1. An oral prosthesis system comprising an electrical tongue stimulation unit associated with a wireless transceiver device and comprising two microcontrollers, the first microcontroller dedicated to transmit and receive operations, and the second microcontroller dedicated to the control of an electrical stimulation array.

2. The system of claim 1, wherein the first and second microcontrollers are connected by a serial interface of universal asynchronous transceiver type.

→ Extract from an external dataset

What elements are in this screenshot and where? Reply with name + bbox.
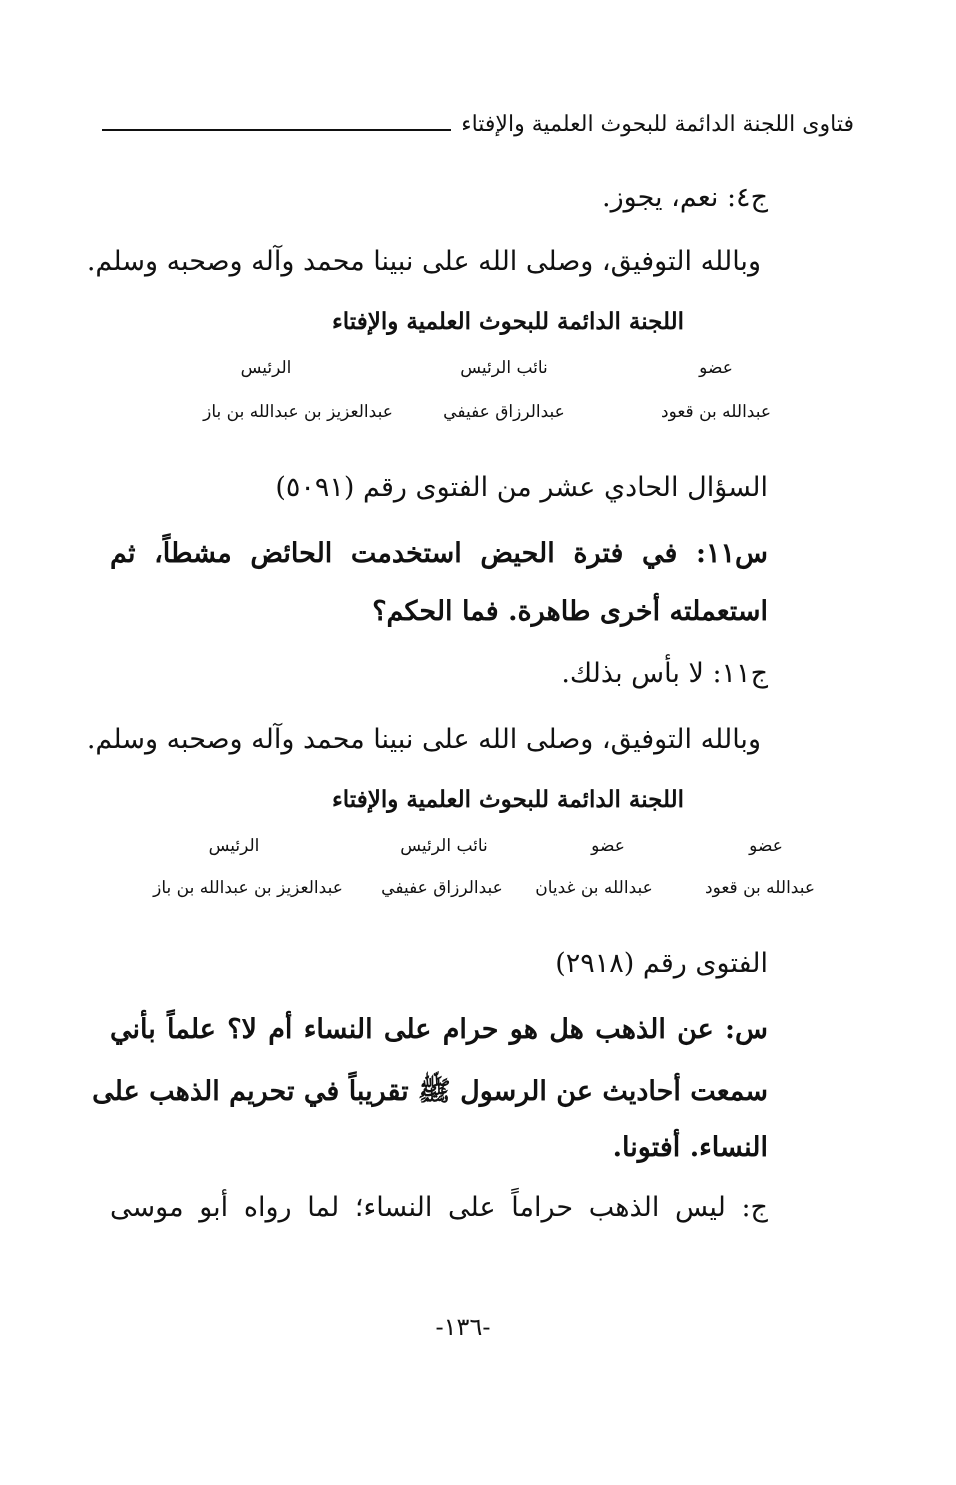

3. The system of claim 1, wherein the first and second microcontrollers are microcontrollers capable of switching from a standby mode to an active mode within a time shorter than 5 μs.

4. The system of claim 3, wherein the first and second microcontrollers are microcontrollers of very low average current during a standby phase comprising very short periods of periodic activation of the receive device.

5. The system of claim 4, wherein the average current of the first and second microcontrollers is lower than 15 μA during the standby phase, the periods of activation of the receive device lasting for at most 1 millisecond and occurring once per second.

6. An electrical stimulation method using the system of claim 1, wherein each of the first and second microcontrollers is in a standby phase during which it initiates periodic controls of occurrence of an interruption until an interruption occurs.